It’s OK to make stuff in the USA

Jack with roof cut offs

 

Our son Jack playing wheel with roof cut-offs that were made in the USA

So here’s a tale from the “It’s OK to Make Things In This Country” File:

I’m at the home center picking up a sheet of ¾ inch birch/maple plywood for a project. The sheet is nice and straight so I pick it up to put it in the cart. That’s when I and notice the bar-code label and this three-word sentence: Made in China.

Plywood? China? Huh?

 I understand globalization (to a point) and without its massive economic force the TV on the wall or the computer you’re reading—and I’m producing—this on would cost a bazillion dollars. And that markets are global. I’m a patriot, sure, but not blind to the realities of how business works. But plywood? It’s cheaper to get cut trees down and mill them in China than Pennsylvania or Idaho? Come on. Electronics and other goods I get. Plywood…That simply doesn’t add up.

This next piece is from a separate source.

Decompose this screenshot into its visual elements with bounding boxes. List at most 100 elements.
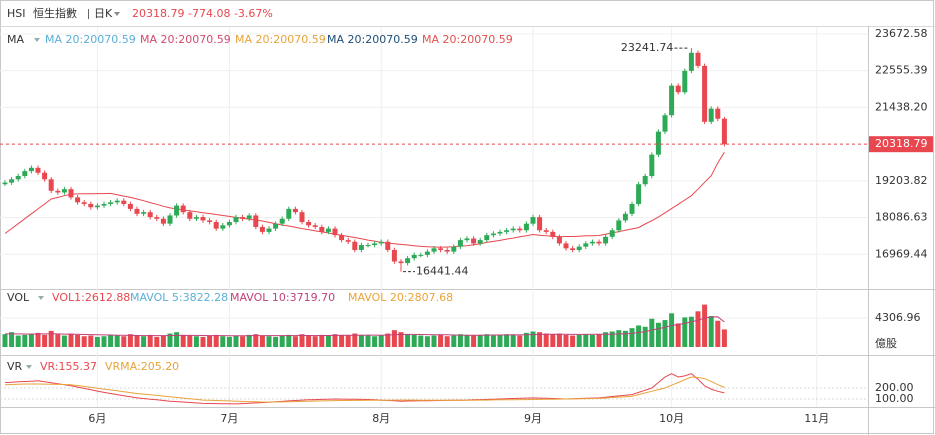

And because I’m not blind to how business works, that’s very reason I have the “It’s OK to Make Things in This Country” File where I applaud companies that find ways to keep jobs and supply chains as “here” as possible. Because after all, just because you can make a product in another nation, it doesn’t mean you should.

Earning its way into the File is DaVinci Roofscapes. 100% of the company’s awesome polymer roof tiles made in the last 12 years have been made here. Boom. Nice. This process feeds our economy via taxes paid, jobs created, and of course, homes improved and beautified. What’s more, a huge portion of the supply chain (the raw stuff the tiles are made out of, etc) is stateside as well, creating what the president of the company calls a ‘multiplier effect’ that helps other businesses run well as well.

Now if we can just work out that plywood thing we can get another winner in the File. Happy Fourth of July.